New IE 8 Zero Day Discovered

Trailrunner7 (1100399) writes "Researchers have disclosed a new zero day vulnerability in Internet Explorer 8 that could enable an attacker to run arbitrary code on vulnerable machines via drive-by downloads or malicious attachments in email messages. The vulnerability was discovered and disclosed to Microsoft in October, but the company has yet to produce a patch, so HP's Zero Day Initiative, which is handling the bug, published its advisory Wednesday. The ZDI has a policy of disclosing vulnerability details after 180 days if the vendor hasn't produced a patch. The use-after-free flaw lies in the way that IE handles CMarkup objects, and ZDI's advisory says that an attacker can take advantage of it to run arbitrary code."

Enough already

I've had it. Nothing is secure. Nothing works. I'm going back to an abacus and an Etch-a-Sketch.

October?!

[anarkhos]

Can't Balmer spare any developers developers developers?

Re:why are they taking so long?

[Billly+Gates]

that's was a rethorical question, btw. I suppose incompetence of an almost petrified juggernaut. or maybe fixing it would break some obscure feature someone pays for.

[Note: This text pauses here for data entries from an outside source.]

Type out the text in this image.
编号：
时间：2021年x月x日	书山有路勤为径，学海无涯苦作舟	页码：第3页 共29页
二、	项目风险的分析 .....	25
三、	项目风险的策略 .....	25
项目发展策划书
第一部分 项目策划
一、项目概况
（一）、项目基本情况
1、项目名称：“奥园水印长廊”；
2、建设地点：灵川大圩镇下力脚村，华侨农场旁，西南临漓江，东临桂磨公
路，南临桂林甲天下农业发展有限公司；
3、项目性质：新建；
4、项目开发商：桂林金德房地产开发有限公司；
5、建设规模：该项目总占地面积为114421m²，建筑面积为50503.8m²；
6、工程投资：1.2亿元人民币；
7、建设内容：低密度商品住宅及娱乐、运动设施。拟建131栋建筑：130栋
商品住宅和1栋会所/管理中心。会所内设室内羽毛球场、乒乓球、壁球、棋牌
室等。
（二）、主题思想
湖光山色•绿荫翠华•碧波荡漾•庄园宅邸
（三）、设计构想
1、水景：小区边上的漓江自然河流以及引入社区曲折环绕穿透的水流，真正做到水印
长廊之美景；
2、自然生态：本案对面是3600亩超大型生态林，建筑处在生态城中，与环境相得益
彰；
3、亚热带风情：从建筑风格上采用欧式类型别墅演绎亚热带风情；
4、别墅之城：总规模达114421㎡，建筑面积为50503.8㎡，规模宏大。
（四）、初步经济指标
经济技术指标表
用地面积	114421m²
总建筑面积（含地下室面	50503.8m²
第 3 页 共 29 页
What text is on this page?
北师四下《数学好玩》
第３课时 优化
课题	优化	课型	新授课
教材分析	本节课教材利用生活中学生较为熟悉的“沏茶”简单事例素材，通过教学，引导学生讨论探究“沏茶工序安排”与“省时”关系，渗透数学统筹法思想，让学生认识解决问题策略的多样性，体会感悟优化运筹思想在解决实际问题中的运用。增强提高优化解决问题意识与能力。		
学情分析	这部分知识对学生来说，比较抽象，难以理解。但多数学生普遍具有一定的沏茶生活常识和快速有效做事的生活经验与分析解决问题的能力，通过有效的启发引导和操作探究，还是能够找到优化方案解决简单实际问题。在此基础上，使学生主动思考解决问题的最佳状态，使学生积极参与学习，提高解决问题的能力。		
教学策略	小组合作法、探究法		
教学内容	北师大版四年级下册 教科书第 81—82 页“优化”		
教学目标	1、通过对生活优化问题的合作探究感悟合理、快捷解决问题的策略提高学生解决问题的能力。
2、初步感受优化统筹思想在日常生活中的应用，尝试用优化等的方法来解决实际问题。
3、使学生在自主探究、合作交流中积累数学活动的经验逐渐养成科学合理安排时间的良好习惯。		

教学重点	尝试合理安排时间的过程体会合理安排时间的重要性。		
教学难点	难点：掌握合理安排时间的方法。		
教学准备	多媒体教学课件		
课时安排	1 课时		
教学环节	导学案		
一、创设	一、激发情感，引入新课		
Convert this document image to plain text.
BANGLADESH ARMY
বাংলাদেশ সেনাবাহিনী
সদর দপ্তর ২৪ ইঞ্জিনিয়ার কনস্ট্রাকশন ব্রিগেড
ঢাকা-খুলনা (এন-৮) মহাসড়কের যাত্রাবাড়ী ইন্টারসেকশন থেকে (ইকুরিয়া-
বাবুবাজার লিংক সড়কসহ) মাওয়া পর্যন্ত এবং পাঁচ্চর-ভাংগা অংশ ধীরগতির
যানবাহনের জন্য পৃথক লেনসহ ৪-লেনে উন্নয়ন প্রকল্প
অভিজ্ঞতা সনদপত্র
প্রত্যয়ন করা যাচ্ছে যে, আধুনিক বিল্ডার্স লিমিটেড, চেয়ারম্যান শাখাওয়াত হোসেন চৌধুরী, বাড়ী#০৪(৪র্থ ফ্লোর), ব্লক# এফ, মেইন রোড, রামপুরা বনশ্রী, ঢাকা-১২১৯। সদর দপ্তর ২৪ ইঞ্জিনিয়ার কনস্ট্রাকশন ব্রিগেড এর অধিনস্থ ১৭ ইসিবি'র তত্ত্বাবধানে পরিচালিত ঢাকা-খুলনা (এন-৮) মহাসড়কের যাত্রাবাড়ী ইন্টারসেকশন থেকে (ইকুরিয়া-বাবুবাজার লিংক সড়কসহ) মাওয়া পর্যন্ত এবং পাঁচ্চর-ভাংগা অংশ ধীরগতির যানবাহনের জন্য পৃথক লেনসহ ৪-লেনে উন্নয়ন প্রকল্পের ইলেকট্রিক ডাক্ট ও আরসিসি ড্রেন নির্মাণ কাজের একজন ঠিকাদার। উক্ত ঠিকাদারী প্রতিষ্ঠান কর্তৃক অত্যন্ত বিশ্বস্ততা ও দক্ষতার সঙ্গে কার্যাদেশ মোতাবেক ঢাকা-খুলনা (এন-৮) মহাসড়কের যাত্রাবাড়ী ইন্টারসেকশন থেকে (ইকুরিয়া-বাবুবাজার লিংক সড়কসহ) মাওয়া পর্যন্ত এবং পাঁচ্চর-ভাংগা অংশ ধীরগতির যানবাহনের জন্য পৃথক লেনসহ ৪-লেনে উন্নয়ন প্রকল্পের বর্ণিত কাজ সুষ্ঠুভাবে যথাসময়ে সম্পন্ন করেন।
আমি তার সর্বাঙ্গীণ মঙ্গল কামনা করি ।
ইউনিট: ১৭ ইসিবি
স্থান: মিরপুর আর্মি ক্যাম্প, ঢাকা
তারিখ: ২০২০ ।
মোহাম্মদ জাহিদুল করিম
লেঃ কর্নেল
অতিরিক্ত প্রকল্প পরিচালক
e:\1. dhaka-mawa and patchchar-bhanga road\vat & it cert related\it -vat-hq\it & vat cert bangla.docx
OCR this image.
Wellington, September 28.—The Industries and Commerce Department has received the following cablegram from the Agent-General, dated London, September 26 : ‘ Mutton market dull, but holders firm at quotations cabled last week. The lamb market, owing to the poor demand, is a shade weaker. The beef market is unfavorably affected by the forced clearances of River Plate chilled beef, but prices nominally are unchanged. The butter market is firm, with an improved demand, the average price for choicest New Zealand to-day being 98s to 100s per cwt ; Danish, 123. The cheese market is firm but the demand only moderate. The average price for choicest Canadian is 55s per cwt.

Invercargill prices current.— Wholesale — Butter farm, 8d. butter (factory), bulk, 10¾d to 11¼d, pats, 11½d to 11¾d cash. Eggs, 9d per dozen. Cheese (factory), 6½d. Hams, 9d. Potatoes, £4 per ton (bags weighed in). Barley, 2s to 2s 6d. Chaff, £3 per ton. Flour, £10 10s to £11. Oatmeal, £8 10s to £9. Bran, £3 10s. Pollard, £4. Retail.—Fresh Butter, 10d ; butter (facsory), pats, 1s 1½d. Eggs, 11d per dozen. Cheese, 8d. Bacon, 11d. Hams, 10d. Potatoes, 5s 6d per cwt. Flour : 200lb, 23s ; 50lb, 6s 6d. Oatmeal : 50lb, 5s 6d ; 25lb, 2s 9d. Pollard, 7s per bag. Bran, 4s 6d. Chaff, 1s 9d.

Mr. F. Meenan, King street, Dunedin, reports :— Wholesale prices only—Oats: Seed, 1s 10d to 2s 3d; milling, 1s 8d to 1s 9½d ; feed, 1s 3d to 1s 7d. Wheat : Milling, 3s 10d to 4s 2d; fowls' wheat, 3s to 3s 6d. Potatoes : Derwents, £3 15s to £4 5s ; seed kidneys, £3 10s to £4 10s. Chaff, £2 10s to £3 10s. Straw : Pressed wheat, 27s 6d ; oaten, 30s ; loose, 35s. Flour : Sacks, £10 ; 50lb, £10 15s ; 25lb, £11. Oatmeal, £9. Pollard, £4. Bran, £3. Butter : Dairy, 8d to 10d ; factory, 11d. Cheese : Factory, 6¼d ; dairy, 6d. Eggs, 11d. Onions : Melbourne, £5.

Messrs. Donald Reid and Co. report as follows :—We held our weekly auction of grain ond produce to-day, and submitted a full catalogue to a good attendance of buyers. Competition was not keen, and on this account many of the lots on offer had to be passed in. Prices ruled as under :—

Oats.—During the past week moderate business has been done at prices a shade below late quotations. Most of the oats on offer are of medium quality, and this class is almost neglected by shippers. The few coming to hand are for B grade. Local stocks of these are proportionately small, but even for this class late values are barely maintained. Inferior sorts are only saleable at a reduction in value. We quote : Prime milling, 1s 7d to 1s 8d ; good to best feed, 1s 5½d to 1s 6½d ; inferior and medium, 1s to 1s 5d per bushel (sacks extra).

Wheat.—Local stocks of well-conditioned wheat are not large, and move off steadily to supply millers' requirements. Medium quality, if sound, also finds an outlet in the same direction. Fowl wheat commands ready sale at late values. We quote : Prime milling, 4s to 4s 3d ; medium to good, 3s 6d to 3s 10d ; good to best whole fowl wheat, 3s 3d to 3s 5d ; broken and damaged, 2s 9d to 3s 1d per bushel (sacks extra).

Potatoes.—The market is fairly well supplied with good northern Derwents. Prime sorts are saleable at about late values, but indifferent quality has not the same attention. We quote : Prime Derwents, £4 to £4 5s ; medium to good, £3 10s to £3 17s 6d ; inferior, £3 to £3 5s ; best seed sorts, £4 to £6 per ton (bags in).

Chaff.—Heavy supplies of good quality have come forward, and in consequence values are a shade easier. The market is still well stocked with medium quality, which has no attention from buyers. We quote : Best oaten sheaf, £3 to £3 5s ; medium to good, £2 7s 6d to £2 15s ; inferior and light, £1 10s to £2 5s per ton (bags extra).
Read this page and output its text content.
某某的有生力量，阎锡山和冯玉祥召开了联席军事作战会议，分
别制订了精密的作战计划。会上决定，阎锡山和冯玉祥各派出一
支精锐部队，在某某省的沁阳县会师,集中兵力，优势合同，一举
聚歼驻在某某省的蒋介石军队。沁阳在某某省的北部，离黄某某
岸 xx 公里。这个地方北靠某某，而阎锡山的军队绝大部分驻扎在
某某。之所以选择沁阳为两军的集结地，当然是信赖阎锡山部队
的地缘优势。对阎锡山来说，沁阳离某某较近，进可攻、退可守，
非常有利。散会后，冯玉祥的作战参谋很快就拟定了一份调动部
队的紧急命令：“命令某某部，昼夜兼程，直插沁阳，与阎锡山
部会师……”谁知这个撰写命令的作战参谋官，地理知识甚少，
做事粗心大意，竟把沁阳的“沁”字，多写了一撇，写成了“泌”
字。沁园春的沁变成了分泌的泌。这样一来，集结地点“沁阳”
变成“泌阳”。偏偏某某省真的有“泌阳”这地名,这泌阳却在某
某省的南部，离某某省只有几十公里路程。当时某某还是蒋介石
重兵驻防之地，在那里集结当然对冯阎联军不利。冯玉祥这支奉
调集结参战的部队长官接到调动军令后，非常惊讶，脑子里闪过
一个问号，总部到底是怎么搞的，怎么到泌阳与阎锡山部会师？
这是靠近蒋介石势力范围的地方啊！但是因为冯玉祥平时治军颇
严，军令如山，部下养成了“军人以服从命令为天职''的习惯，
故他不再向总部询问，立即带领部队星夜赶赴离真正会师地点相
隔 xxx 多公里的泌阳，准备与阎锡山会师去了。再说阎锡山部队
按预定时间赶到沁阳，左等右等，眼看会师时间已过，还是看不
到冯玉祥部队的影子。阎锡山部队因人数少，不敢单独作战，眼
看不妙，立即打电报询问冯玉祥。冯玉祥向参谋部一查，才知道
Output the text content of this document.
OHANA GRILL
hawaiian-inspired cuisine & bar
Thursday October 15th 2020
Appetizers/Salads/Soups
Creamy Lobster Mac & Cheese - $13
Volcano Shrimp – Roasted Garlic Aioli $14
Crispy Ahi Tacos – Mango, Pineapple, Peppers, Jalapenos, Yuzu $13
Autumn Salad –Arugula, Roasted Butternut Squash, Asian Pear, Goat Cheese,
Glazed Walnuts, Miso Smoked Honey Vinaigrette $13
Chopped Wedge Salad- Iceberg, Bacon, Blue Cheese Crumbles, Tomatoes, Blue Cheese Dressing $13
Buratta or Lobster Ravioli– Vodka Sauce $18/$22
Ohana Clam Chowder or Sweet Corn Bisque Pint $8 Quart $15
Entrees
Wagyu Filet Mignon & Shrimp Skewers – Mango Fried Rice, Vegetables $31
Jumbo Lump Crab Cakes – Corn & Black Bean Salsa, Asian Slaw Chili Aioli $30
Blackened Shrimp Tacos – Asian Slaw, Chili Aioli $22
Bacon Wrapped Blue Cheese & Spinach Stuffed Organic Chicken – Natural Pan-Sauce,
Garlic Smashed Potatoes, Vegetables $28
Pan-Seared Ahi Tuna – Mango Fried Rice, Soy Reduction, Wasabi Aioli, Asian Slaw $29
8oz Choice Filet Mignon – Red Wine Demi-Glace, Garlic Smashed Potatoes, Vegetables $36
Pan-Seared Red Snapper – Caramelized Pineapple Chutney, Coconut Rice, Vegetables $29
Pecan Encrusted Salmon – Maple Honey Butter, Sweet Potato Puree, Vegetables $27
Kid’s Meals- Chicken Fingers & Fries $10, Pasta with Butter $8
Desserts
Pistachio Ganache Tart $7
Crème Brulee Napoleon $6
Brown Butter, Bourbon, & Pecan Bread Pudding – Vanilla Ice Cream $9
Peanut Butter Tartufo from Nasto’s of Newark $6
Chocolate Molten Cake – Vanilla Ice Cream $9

No way. You mean something written only for IE with professional quality like Taleo, workday, McKearson, and PeopleSoft would break when turning on sandboxing, tls 2.0, non compromised certicates, local admin activeX controls, when turning on security and w3c standards? Oh please. If that were the case I am sure the cost accountants would be approving upgrades to use the latest versions.

It is not a zero day.

[140Mandak262Jamuna]

According to the timeline it is a -180 day.

Re:Don't blink this time MS

Fuck you! XP FOREVER!!!!!

Re:why are they taking so long?

[lennier1]

The NSA probably wanted more time to exploit it.